Any updating of the law would mean that ChoicePoint just might have to shrink from a potentially lucrative market -- as it did with the voter-scrub-list business and the assimilation of data on Latin Americans.

But the company has proved itself clever enough to adapt. Judging from the bold new lines of data it's developing, it will continue to do so.

ChoicePoint's hope for the future is to take data collection off the paper trail -- off the electronic paper trail, even -- and into the realm of biometrics. Loosely defined, biometrics is a way of identifying individuals by their biological features, including fingerprints and DNA, as well as scans of our retinas, and even the way we walk.

Hints about ChoicePoint's biometrics experiment have surfaced in a federal lawsuit filed against the company in January. In the complaint, a New York technology consultant firm, International Biometric Group, is suing for breach of contract and violation of trade secrets.

According to court documents, ChoicePoint allegedly is $660,000 behind in payments for a "programming code for storing and transmitting biometric data ... that would result in the creation of central biometric authority." The complaint also states ChoicePoint has been providing access to technology, developed by IBG, that's "not commonly known to the public."
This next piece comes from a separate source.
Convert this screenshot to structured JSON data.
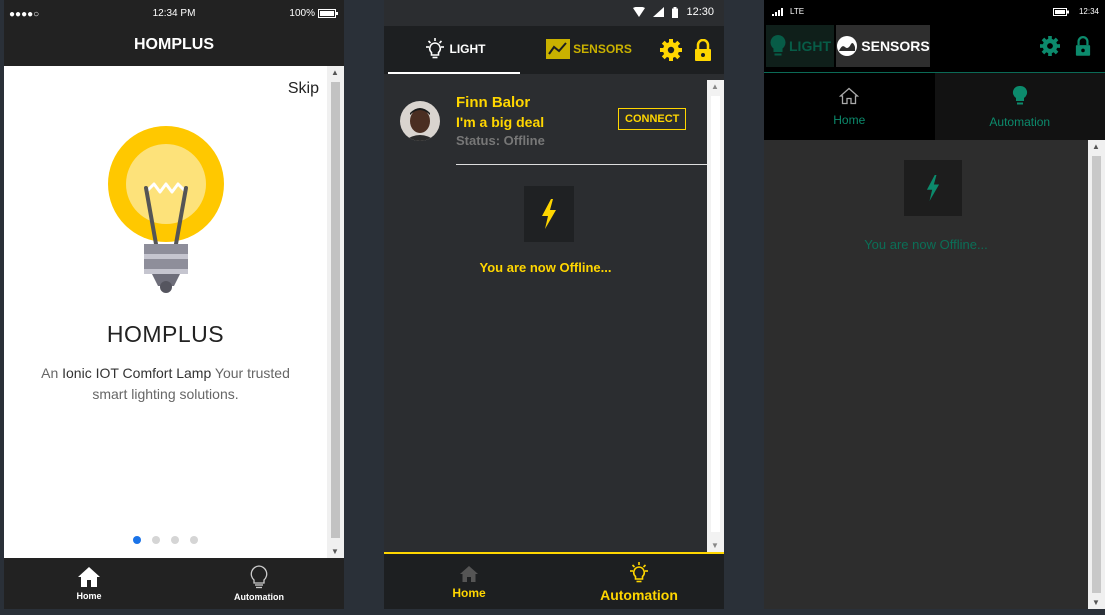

One privacy advocate says his reading of the lawsuit leads him to believe ChoicePoint might hold a clandestine contract with the FBI: "The FBI contract could deal with the issue of biometrics," says EPIC attorney Hoofnagle.

But according to Lee, ChoicePoint's biometrics project is not as cryptic as the complaint makes it seem. He says ChoicePoint's biometrics lab, Bode Technologies, intends to develop technology that will allow businesses to verify employees' identities using fingerprinting or some other biometric in the short term, DNA down the road.